Yamakuchi M, Higuchi I, Masuda S, Ohira Y, Kubo T, Kato Y, Maruyama I, Kitajima I
Department of Molecular Laboratory Medicine, Kagoshima University School of Medicine, 8-35-1 Sakuragaoka, Kagoshima 890-8520, Japan.
FEBS Lett. 2000 Jul 14;477(1-2):135-40. doi: 10.1016/s0014-5793(00)01715-4.
To investigate the molecular mechanisms of muscle atrophy under microgravity, the paraspinal muscles of rats after 14 days spaceflight and those of ground-based controls were examined.
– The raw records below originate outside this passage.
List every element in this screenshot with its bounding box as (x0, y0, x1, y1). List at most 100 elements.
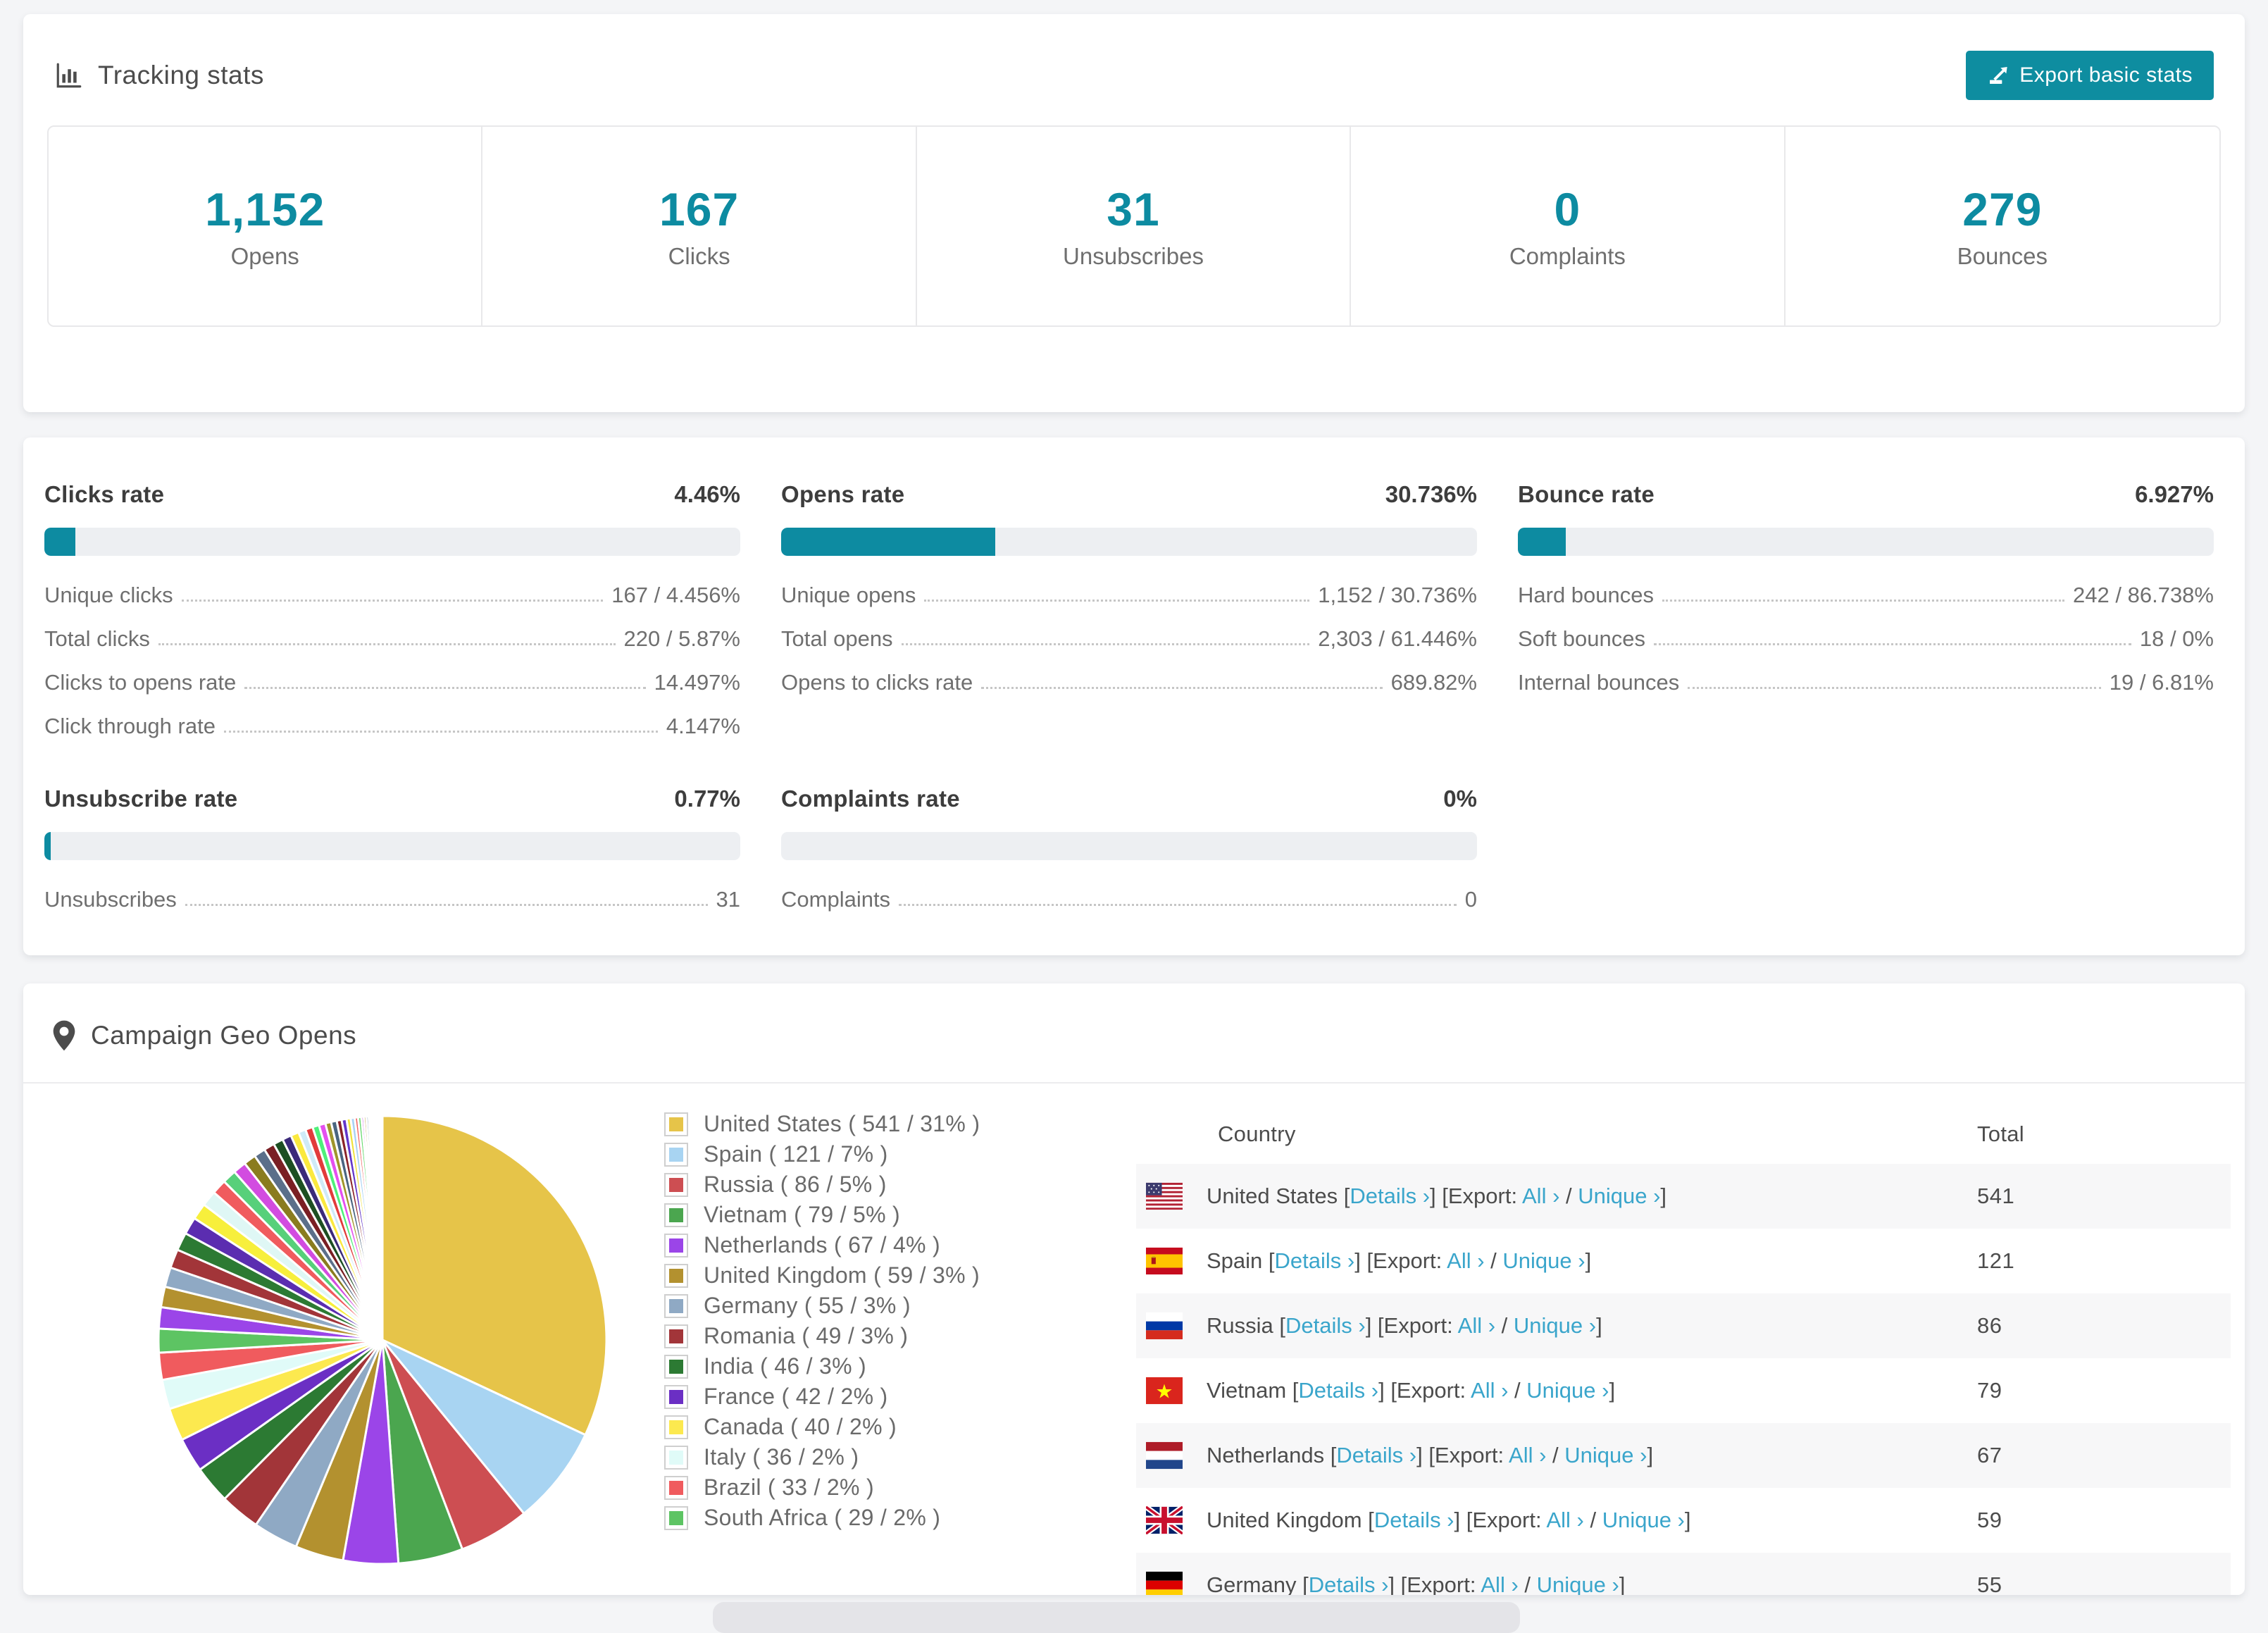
export-all-link[interactable]: All › (1522, 1184, 1559, 1208)
dotted-leader (899, 904, 1457, 906)
legend-label: Italy ( 36 / 2% ) (704, 1444, 859, 1470)
total-cell: 67 (1977, 1443, 2231, 1468)
flag-netherlands-icon (1146, 1441, 1183, 1470)
dotted-leader (185, 904, 708, 906)
details-link[interactable]: Details › (1309, 1572, 1389, 1595)
export-all-link[interactable]: All › (1481, 1572, 1518, 1595)
legend-item-spain[interactable]: Spain ( 121 / 7% ) (664, 1139, 1101, 1169)
rate-detail-value: 2,303 / 61.446% (1318, 626, 1477, 652)
table-row-netherlands: Netherlands [Details ›] [Export: All › /… (1136, 1423, 2231, 1488)
country-cell: Vietnam [Details ›] [Export: All › / Uni… (1207, 1378, 1615, 1403)
rate-title: Bounce rate (1518, 481, 1655, 508)
legend-label: Netherlands ( 67 / 4% ) (704, 1232, 940, 1258)
rate-detail-row: Internal bounces 19 / 6.81% (1518, 670, 2214, 695)
dotted-leader (1662, 600, 2064, 602)
legend-label: Spain ( 121 / 7% ) (704, 1141, 888, 1167)
empty-cell (1518, 786, 2214, 912)
details-link[interactable]: Details › (1336, 1443, 1416, 1467)
rate-detail-value: 1,152 / 30.736% (1318, 583, 1477, 608)
stat-label: Bounces (1957, 243, 2048, 270)
details-link[interactable]: Details › (1374, 1508, 1454, 1532)
export-unique-link[interactable]: Unique › (1602, 1508, 1685, 1532)
export-unique-link[interactable]: Unique › (1564, 1443, 1647, 1467)
legend-item-united-kingdom[interactable]: United Kingdom ( 59 / 3% ) (664, 1260, 1101, 1291)
geo-pie-legend: United States ( 541 / 31% ) Spain ( 121 … (664, 1109, 1101, 1595)
stat-value: 31 (1107, 182, 1159, 236)
legend-item-south-africa[interactable]: South Africa ( 29 / 2% ) (664, 1503, 1101, 1533)
rate-detail-value: 18 / 0% (2140, 626, 2214, 652)
rate-detail-label: Click through rate (44, 714, 216, 739)
rate-detail-value: 220 / 5.87% (624, 626, 740, 652)
legend-item-canada[interactable]: Canada ( 40 / 2% ) (664, 1412, 1101, 1442)
stat-box-complaints: 0 Complaints (1351, 127, 1785, 325)
rate-detail-value: 19 / 6.81% (2110, 670, 2214, 695)
legend-label: Romania ( 49 / 3% ) (704, 1323, 908, 1349)
rate-detail-label: Total opens (781, 626, 893, 652)
legend-item-france[interactable]: France ( 42 / 2% ) (664, 1381, 1101, 1412)
legend-swatch (664, 1203, 688, 1227)
legend-label: Germany ( 55 / 3% ) (704, 1293, 911, 1319)
export-all-link[interactable]: All › (1471, 1378, 1508, 1403)
rate-value: 4.46% (674, 481, 740, 508)
export-all-link[interactable]: All › (1509, 1443, 1546, 1467)
rate-value: 30.736% (1385, 481, 1477, 508)
stat-label: Clicks (668, 243, 730, 270)
stat-value: 279 (1962, 182, 2042, 236)
rate-detail-label: Hard bounces (1518, 583, 1654, 608)
table-row-russia: Russia [Details ›] [Export: All › / Uniq… (1136, 1293, 2231, 1358)
export-all-link[interactable]: All › (1546, 1508, 1583, 1532)
column-header-total: Total (1977, 1122, 2231, 1147)
rate-detail-row: Click through rate 4.147% (44, 714, 740, 739)
total-cell: 59 (1977, 1508, 2231, 1533)
details-link[interactable]: Details › (1285, 1313, 1366, 1338)
rates-card: Clicks rate 4.46% Unique clicks 167 / 4.… (23, 437, 2245, 955)
legend-label: Brazil ( 33 / 2% ) (704, 1474, 874, 1501)
geo-table-header: Country Total (1136, 1105, 2231, 1164)
export-unique-link[interactable]: Unique › (1514, 1313, 1596, 1338)
dotted-leader (224, 731, 658, 733)
dotted-leader (981, 687, 1382, 689)
table-row-vietnam: Vietnam [Details ›] [Export: All › / Uni… (1136, 1358, 2231, 1423)
legend-item-italy[interactable]: Italy ( 36 / 2% ) (664, 1442, 1101, 1472)
export-unique-link[interactable]: Unique › (1502, 1248, 1585, 1273)
rate-detail-label: Clicks to opens rate (44, 670, 236, 695)
details-link[interactable]: Details › (1298, 1378, 1378, 1403)
export-all-link[interactable]: All › (1458, 1313, 1495, 1338)
rate-value: 6.927% (2135, 481, 2214, 508)
legend-item-romania[interactable]: Romania ( 49 / 3% ) (664, 1321, 1101, 1351)
flag-spain-icon (1146, 1247, 1183, 1275)
rate-detail-label: Unsubscribes (44, 887, 177, 912)
details-link[interactable]: Details › (1350, 1184, 1430, 1208)
export-unique-link[interactable]: Unique › (1578, 1184, 1660, 1208)
page-title: Tracking stats (98, 61, 264, 90)
country-cell: United States [Details ›] [Export: All ›… (1207, 1184, 1666, 1209)
rate-detail-row: Total opens 2,303 / 61.446% (781, 626, 1477, 652)
legend-item-brazil[interactable]: Brazil ( 33 / 2% ) (664, 1472, 1101, 1503)
rate-detail-label: Unique opens (781, 583, 916, 608)
export-unique-link[interactable]: Unique › (1537, 1572, 1619, 1595)
stat-value: 0 (1554, 182, 1581, 236)
geo-card-header: Campaign Geo Opens (23, 1016, 2245, 1055)
column-header-country: Country (1218, 1122, 1977, 1147)
stat-label: Opens (231, 243, 299, 270)
legend-item-india[interactable]: India ( 46 / 3% ) (664, 1351, 1101, 1381)
stat-label: Unsubscribes (1063, 243, 1204, 270)
legend-item-netherlands[interactable]: Netherlands ( 67 / 4% ) (664, 1230, 1101, 1260)
export-all-link[interactable]: All › (1447, 1248, 1484, 1273)
rate-detail-row: Clicks to opens rate 14.497% (44, 670, 740, 695)
dotted-leader (924, 600, 1309, 602)
rate-detail-value: 167 / 4.456% (611, 583, 740, 608)
rate-detail-value: 242 / 86.738% (2073, 583, 2214, 608)
export-unique-link[interactable]: Unique › (1526, 1378, 1609, 1403)
legend-item-vietnam[interactable]: Vietnam ( 79 / 5% ) (664, 1200, 1101, 1230)
rate-detail-value: 689.82% (1391, 670, 1477, 695)
country-cell: Spain [Details ›] [Export: All › / Uniqu… (1207, 1248, 1591, 1274)
legend-item-united-states[interactable]: United States ( 541 / 31% ) (664, 1109, 1101, 1139)
horizontal-scrollbar-thumb[interactable] (713, 1602, 1520, 1633)
legend-swatch (664, 1355, 688, 1379)
details-link[interactable]: Details › (1275, 1248, 1355, 1273)
legend-item-russia[interactable]: Russia ( 86 / 5% ) (664, 1169, 1101, 1200)
export-basic-stats-button[interactable]: Export basic stats (1966, 51, 2214, 100)
legend-swatch (664, 1264, 688, 1288)
legend-item-germany[interactable]: Germany ( 55 / 3% ) (664, 1291, 1101, 1321)
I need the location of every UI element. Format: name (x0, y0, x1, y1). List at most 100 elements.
In the microgravitational environment, expressions of 42 genes changed, and the expressions of heat shock protein 70 and t complex polypeptide 1 increased. In Northern blotting, myocyte-specific enhancer binding factor 2C (MEF2C) and MEF2C-related genes including aldolase A and muscle ankyrin decreased. After 9 days ground recovery, expression of MEF2C increased and it was located mainly on the satellite cells in the muscle regeneration state. MEF2C could be a key transcriptional factor for skeletal muscle atrophy and regeneration under microgravity.
为研究微重力条件下肌肉萎缩的分子机制,对经过14天太空飞行的大鼠椎旁肌以及地面对照组大鼠的椎旁肌进行了检测。在微重力环境中,42个基因的表达发生了变化,热休克蛋白70和t复合体多肽1的表达增加。在Northern印迹法检测中,肌细胞特异性增强子结合因子2C(MEF2C)以及包括醛缩酶A和肌肉锚蛋白在内的MEF2C相关基因表达下降。地面恢复9天后,MEF2C的表达增加,且主要定位于处于肌肉再生状态的卫星细胞上。MEF2C可能是微重力条件下骨骼肌萎缩和再生的关键转录因子。